Surprisingly, the court held that New Jersey law applied even though the polices at issue “were brokered, underwritten, issued and delivered to [the insured] in Michigan,” its principal place of business. Id. at *9. When it comes to choice-of-law issues, New Jersey courts apply the “dominant significant relationship” or “most significant relationship” test. Under that test, a court is supposed to apply the law of the state that “has the most meaningful connections with the interests in the transaction and the parties.” NL Indus., Inc. v. Commercial Union Ins. Co., 65 F.3d 314, 316 (3d Cir. 1995). Some of the factors to be considered by a court in making its determination include the principal place of business of the insured, the principal place of business of the insurance company, the location where the policy was negotiated, the location where the policy was issued, the location where the insurance broker is located (assuming there is one), the principal location of the risk, and the location where the injury took place. Based on those considerations, it appears that Michigan, and not New Jersey, had the most meaningful connections. However, the court obviously was mindful of the fact that applying New Jersey law would maximize the available insurance coverage.

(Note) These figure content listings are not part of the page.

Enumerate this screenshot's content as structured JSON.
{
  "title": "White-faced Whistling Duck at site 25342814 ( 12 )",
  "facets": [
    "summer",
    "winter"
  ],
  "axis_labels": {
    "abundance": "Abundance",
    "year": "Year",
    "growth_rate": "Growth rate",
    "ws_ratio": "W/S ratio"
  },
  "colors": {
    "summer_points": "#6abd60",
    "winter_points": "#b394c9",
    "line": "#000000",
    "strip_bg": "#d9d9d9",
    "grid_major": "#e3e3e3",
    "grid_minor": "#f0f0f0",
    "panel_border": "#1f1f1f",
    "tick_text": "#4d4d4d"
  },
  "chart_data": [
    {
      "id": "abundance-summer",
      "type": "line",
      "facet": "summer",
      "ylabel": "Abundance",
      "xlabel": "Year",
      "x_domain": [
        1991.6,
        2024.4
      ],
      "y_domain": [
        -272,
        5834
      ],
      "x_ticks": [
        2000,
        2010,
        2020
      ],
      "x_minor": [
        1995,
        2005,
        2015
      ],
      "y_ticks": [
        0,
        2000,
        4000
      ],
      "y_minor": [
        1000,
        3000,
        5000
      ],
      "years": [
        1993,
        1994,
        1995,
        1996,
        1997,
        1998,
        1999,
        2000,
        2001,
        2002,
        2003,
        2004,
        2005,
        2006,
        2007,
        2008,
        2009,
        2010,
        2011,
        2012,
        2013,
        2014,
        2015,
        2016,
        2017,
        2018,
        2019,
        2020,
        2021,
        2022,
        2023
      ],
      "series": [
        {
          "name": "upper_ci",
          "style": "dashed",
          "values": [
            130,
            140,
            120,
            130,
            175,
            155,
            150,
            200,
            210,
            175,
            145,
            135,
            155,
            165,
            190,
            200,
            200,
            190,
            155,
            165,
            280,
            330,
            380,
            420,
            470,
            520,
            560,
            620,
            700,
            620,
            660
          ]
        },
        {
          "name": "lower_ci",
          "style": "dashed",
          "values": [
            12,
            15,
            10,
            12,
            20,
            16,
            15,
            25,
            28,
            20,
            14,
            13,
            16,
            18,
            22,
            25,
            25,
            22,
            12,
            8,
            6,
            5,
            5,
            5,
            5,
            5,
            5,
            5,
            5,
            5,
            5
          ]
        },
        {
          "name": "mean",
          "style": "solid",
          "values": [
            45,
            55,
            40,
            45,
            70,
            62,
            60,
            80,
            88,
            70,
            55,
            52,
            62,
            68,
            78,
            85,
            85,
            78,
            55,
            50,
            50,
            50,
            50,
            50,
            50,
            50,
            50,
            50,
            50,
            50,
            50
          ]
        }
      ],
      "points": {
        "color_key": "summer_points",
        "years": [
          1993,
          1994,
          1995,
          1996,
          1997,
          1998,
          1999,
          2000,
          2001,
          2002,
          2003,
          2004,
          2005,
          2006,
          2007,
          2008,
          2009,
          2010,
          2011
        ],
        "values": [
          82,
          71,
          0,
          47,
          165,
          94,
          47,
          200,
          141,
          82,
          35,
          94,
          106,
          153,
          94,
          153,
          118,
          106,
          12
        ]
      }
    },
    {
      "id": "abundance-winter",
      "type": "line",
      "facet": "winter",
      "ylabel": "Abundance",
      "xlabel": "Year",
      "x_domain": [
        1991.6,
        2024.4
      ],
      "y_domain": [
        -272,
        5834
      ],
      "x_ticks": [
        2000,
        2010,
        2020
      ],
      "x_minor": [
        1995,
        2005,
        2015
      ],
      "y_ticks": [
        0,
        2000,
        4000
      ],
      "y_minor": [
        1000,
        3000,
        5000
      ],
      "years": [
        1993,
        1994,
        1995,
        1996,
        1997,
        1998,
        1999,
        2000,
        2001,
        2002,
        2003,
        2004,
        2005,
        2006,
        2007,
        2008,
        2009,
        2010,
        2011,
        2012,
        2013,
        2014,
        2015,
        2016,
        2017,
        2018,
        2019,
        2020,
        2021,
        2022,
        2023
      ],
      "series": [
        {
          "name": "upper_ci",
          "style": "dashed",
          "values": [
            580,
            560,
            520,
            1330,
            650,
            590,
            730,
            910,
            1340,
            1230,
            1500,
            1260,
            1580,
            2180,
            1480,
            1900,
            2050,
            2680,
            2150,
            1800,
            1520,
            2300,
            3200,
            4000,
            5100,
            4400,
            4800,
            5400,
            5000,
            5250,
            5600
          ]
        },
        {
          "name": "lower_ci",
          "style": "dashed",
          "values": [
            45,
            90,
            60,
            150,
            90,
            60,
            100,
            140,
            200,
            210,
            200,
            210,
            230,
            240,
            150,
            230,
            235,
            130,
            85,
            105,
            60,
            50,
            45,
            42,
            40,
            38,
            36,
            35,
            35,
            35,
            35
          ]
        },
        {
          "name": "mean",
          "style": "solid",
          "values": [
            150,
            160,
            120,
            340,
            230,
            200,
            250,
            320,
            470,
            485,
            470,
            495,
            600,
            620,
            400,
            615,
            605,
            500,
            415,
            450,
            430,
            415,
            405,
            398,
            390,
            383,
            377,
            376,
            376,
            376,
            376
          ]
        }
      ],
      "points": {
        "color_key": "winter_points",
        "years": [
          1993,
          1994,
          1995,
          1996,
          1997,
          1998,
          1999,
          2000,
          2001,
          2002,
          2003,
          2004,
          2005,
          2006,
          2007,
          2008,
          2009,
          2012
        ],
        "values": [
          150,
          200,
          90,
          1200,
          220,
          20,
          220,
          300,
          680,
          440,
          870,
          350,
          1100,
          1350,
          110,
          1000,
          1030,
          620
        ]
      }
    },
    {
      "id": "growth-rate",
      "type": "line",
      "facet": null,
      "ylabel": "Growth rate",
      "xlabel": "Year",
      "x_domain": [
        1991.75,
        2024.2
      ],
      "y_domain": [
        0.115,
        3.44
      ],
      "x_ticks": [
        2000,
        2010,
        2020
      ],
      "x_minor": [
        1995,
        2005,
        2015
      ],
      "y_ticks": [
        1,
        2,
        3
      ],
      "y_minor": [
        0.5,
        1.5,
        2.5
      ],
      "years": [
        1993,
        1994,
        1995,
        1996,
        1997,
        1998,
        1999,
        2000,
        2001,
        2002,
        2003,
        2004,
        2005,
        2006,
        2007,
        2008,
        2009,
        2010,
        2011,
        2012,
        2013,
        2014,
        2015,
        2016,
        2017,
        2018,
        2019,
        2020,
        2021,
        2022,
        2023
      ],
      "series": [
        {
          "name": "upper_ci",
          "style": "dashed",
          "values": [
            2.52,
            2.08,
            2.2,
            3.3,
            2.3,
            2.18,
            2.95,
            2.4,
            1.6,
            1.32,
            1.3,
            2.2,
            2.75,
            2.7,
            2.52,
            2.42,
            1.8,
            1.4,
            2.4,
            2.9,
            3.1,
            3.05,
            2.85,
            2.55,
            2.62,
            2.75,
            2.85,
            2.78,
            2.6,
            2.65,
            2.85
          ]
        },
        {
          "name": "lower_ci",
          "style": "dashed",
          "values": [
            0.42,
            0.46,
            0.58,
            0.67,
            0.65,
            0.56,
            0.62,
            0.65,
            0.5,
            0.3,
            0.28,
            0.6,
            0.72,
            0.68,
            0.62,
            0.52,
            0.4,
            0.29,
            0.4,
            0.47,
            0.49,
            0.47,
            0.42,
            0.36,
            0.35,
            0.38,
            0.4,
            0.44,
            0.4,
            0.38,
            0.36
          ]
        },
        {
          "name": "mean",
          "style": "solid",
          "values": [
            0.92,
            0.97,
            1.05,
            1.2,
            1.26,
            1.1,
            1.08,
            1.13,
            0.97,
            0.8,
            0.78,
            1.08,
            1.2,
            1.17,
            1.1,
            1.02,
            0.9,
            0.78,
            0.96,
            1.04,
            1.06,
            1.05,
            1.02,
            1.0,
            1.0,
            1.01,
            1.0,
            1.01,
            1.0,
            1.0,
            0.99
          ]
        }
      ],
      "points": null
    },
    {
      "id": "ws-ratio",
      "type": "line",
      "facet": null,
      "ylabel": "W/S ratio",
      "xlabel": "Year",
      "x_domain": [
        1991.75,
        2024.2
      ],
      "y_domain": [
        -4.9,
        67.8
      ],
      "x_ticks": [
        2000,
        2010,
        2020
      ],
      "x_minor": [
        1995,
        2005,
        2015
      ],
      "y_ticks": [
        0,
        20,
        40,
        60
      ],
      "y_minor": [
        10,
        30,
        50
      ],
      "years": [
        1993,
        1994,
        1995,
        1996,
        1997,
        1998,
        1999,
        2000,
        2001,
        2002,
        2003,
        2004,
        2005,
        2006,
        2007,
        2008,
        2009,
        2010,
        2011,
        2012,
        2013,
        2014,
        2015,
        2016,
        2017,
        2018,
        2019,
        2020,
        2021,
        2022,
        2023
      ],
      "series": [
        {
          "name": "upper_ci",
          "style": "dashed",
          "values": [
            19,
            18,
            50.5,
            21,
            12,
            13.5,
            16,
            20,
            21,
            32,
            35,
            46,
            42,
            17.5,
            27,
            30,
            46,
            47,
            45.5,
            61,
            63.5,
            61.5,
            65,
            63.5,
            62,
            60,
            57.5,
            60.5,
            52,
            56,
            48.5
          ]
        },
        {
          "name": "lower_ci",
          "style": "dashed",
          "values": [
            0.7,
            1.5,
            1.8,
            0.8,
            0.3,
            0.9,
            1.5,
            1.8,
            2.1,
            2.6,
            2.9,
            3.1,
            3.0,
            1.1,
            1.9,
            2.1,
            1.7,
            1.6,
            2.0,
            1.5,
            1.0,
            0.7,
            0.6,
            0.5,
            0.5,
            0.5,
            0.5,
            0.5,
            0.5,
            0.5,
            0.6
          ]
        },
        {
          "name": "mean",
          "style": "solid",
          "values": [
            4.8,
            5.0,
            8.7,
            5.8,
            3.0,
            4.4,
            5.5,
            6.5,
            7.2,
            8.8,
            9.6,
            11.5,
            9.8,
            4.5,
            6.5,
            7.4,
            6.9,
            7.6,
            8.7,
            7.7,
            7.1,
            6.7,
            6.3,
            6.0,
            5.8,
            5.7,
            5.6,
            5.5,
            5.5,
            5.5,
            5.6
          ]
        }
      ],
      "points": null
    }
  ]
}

The insured in Continental sold asbestos-containing brake and clutch pads over a period of several decades. Starting in 1986, its insurance policies contained asbestos exclusions. Yet, it continued to sell asbestos containing products until 2001. Some of the insurers argued that the insured effectively decided to self-insure during those years. The insurers took the position that the insured had “assumed the risk by continuing to manufacture and sell asbestos-containing products after 1987.” Id. at *11. The court rejected that argument:
No New Jersey case has adopted the concept of assumption of the risk as advocated for by [the excess insurers]. Instead, cases applying the Owens–Illinois rule have focused on the availability of insurance and have only found that the insured assumed the risk when insurance was available and the insured chose not to purchase coverage.
Given the facts of this case, we conclude that the correct focus was whether Honeywell could reasonably have purchased insurance for asbestos-related claims. In the context of this case, the assumption of the risk language in Owens–Illinois did not refer to when an insurer sells or manufacturers a product that might lead to a claim of exposure to asbestos. Instead, the assumption of the risk occurs when an insurer fails to purchase insurance that was reasonably available.
Id. (citations omitted). Because the evidence established that insurance coverage was not available after 1987, the court concluded that the insured did not assume the risk during that period.
The Appellate Division also held that, based on the particular language of the policies at issue, the excess insurers were not required to provide coverage for the payment of defense costs and that the insured was not entitled to recover the attorneys’ fees it incurred in the coverage action.
On December 12, 2016, the New Jersey Supreme Court granted certification in the Continental case. Interestingly, the Court declined to hear an appeal in the IMO case, which involved numerous novel and significant allocation issues. Presumably, the choice-of-law ruling caught the Court’s attention, although the assumption of risk argument also presents a novel issue. Regardless of why it granted certification, the Court will now have yet another opportunity to weigh in on the Owens-Illinois/Carter-Wallace allocation method.